Sorgulayacak değiliz! Şu kadarını söylemekle yetinelim, ihtiras, siyasi başarı için yeter şart değildir ama gerek şartlardan biridir. Kılıçdaroğlu’nun CHP’yi kurtaracağını zannedenlerin hesaplayamadığı şeylerden biri de budur.

“CHP nasıl kurtulur” sorusuyla ilgili yazılan reçetelerden BDP’li olana alternatif diyebileceğimiz bir tanesi de Cemaat’li olanı. Demokrasilerde ideolojik kamplaşmalar keskin değildir, bu yüzden pazarlıklar, alışverişler, oy geçişleri mümkündür, olmalıdır da.
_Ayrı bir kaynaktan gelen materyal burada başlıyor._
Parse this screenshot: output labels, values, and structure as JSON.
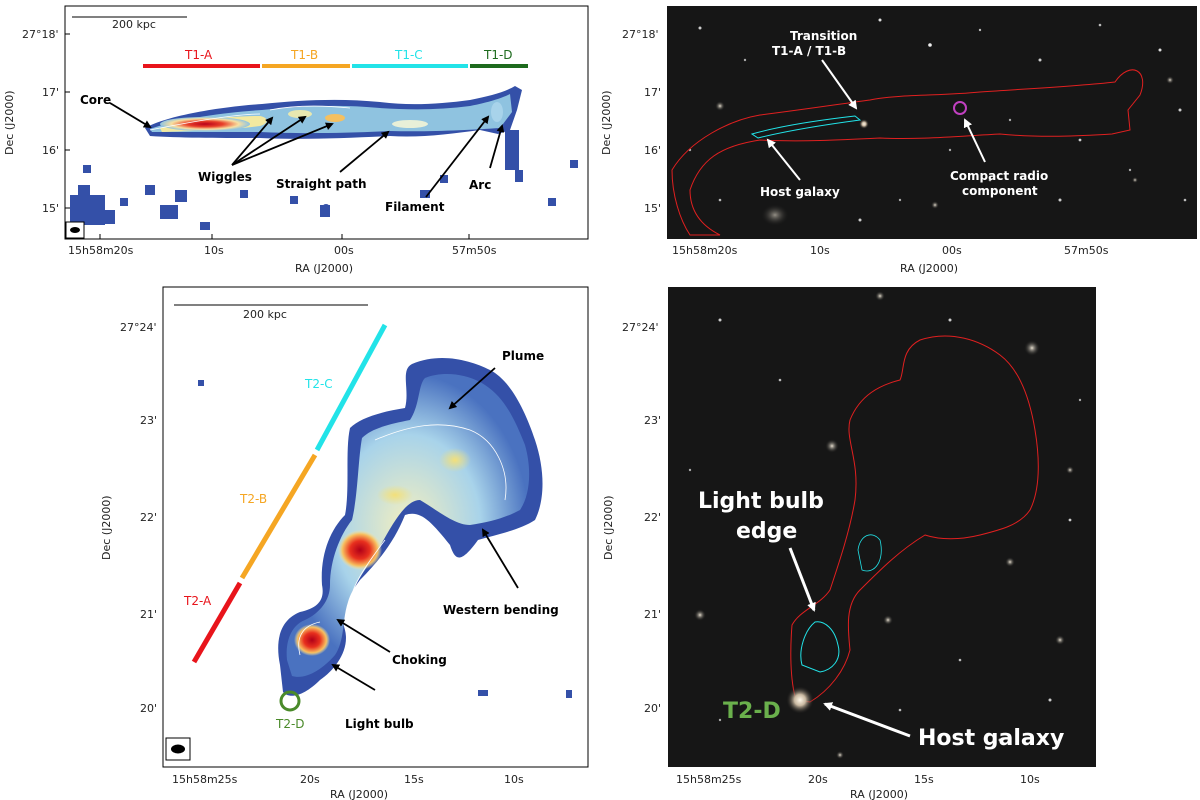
{
  "common": {
    "scale_bar": "200 kpc",
    "dec_label": "Dec (J2000)",
    "ra_label": "RA (J2000)"
  },
  "p1": {
    "dec_ticks": [
      "27°18'",
      "17'",
      "16'",
      "15'"
    ],
    "ra_ticks": [
      "15h58m20s",
      "10s",
      "00s",
      "57m50s"
    ],
    "segments": [
      {
        "label": "T1-A",
        "color": "#e8141b"
      },
      {
        "label": "T1-B",
        "color": "#f5a623"
      },
      {
        "label": "T1-C",
        "color": "#22e3e8"
      },
      {
        "label": "T1-D",
        "color": "#1e6b1e"
      }
    ],
    "labels": {
      "core": "Core",
      "wiggles": "Wiggles",
      "straight": "Straight path",
      "filament": "Filament",
      "arc": "Arc"
    }
  },
  "p2": {
    "dec_ticks": [
      "27°18'",
      "17'",
      "16'",
      "15'"
    ],
    "ra_ticks": [
      "15h58m20s",
      "10s",
      "00s",
      "57m50s"
    ],
    "labels": {
      "transition_1": "Transition",
      "transition_2": "T1-A / T1-B",
      "host": "Host galaxy",
      "compact_1": "Compact radio",
      "compact_2": "component"
    }
  },
  "p3": {
    "dec_ticks": [
      "27°24'",
      "23'",
      "22'",
      "21'",
      "20'"
    ],
    "ra_ticks": [
      "15h58m25s",
      "20s",
      "15s",
      "10s"
    ],
    "segments": [
      {
        "label": "T2-C",
        "color": "#22e3e8"
      },
      {
        "label": "T2-B",
        "color": "#f5a623"
      },
      {
        "label": "T2-A",
        "color": "#e8141b"
      },
      {
        "label": "T2-D",
        "color": "#4a8a2a"
      }
    ],
    "labels": {
      "plume": "Plume",
      "western": "Western bending",
      "choking": "Choking",
      "bulb": "Light bulb"
    }
  },
  "p4": {
    "dec_ticks": [
      "27°24'",
      "23'",
      "22'",
      "21'",
      "20'"
    ],
    "ra_ticks": [
      "15h58m25s",
      "20s",
      "15s",
      "10s"
    ],
    "labels": {
      "edge_1": "Light bulb",
      "edge_2": "edge",
      "t2d": "T2-D",
      "host": "Host galaxy"
    }
  }
}
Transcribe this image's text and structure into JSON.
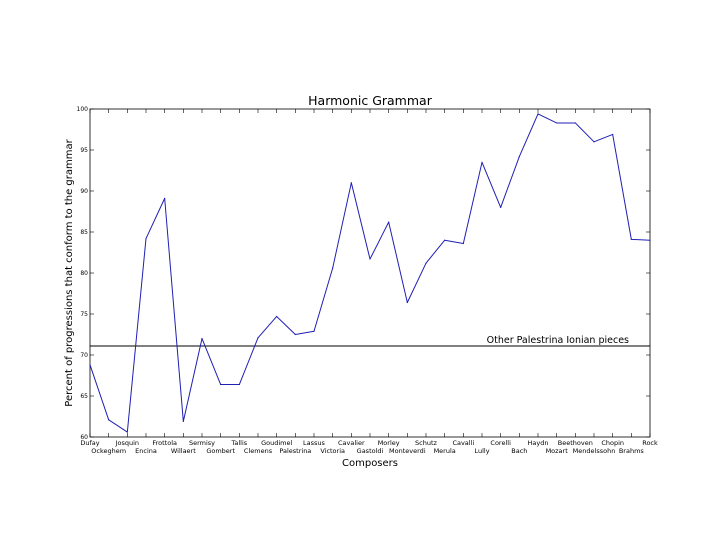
{
  "chart_data": {
    "type": "line",
    "title": "Harmonic Grammar",
    "xlabel": "Composers",
    "ylabel": "Percent of progressions that conform to the grammar",
    "ylim": [
      60,
      100
    ],
    "yticks": [
      "60",
      "65",
      "70",
      "75",
      "80",
      "85",
      "90",
      "95",
      "100"
    ],
    "grid": false,
    "categories": [
      "Dufay",
      "Ockeghem",
      "Josquin",
      "Encina",
      "Frottola",
      "Willaert",
      "Sermisy",
      "Gombert",
      "Tallis",
      "Clemens",
      "Goudimel",
      "Palestrina",
      "Lassus",
      "Victoria",
      "Cavalier",
      "Gastoldi",
      "Morley",
      "Monteverdi",
      "Schutz",
      "Merula",
      "Cavalli",
      "Lully",
      "Corelli",
      "Bach",
      "Haydn",
      "Mozart",
      "Beethoven",
      "Mendelssohn",
      "Chopin",
      "Brahms",
      "Rock"
    ],
    "series": [
      {
        "color": "#1f1fb4",
        "values": [
          68.8,
          62.1,
          60.6,
          84.2,
          89.1,
          61.9,
          72.0,
          66.4,
          66.4,
          72.1,
          74.7,
          72.5,
          72.9,
          80.6,
          91.0,
          81.7,
          86.2,
          76.4,
          81.2,
          84.0,
          83.6,
          93.5,
          88.0,
          94.2,
          99.4,
          98.3,
          98.3,
          96.0,
          96.9,
          84.1,
          84.0
        ]
      }
    ],
    "reference_line": {
      "value": 71.1,
      "label": "Other Palestrina Ionian pieces"
    }
  }
}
Ama vaziyet bundan mı ibarettir, orası biraz kuşkulu.

Yani aysbergin görünen yüzü bile sadece “demokrasi düzeneği” ile açıklanabilecek gibi değil. Kuşkusuz sözlerim Cemaat’in “CHP nasıl kurtulur”un derdine düştüğüyle ilgili değil. Ama CHP içindeki reçete yazıcı lobilerin, mesela Sarıgül’ü CHP’nin İstanbul adayı yapmak isteyenlerin en azından İstanbul’da Cemaat’in desteğini almaya çalışacaklarını düşünebiliriz. Sarıgül’ün AK Parti’ye, Başbakan’a ve Kadir Topbaş’a karşı nezaketli tutumu ise Cemaat tabanının Gezi ağzıyla konuşan bir Sarıgül’ü benimsemeyeceği projeksiyonuyla ilgili olabilir. Varsa böyle bir reçete, bu kuşkusuz Cemaat’in değil CHP’nin reçetesidir.
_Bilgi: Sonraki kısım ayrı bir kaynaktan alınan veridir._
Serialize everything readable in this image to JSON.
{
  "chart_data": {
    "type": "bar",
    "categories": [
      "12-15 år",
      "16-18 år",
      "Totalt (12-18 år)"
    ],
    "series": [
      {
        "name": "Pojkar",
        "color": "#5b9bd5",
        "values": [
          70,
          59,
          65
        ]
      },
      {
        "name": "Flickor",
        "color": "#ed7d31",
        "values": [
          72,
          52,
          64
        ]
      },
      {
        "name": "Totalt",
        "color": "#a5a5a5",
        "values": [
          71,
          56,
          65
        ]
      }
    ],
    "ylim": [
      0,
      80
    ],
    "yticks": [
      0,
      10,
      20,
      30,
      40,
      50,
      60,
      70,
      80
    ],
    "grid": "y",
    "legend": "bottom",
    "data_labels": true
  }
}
Teşhis doğru reçete yanlış

AK Parti iktidarı Türkiye’yi gerçekten çok değiştirdi. O kadar ki artık “yeni Türkiye” diyoruz. Bu, müspet anlamda değişim istidadı gösteren her yapının taklit ettiği bir motto oldu. CHP de “yeni Türkiye”ye ayak uydurmaya çalıştı, “Yeni CHP” olmak istedi. Ama “derin CHP” ağır bastı ve “yeni” lafzı CHP tabelasına yaklaştırılmadı.

Fakat bence bunun sebebi CHP’yi değiştirmek isteyen gücün tabanın istek ve istidadıyla hareket etmemesiydi. Eski CHP’nin alameti farikası olan Baykal’ı kaset operasyonuyla koltuğundan ederek CHP’yi değiştirmek isteyenler bugün de başka reçeteler yazıyorlar. Reçeteleri kesin yanlış ama teşhislerinde doğru bir taraf var: AK Parti’nin oylarından almadan CHP ne İstanbul’da ne Türkiye’de iktidar yüzü görebilir.

Seçim meydanlarındaki performansla, gerçekçi projelerle AK Parti’den oy almayı gözü kesmeyenler, işi yukarıdan bağlayarak bilek bükmeye çalışıyor olabilirler. Demokrasinin bir “çıkar rejimi” olması bütün bunları mübah hale getirebilir.

Sarıgül’lü CHP işte böyle bir reçetedir.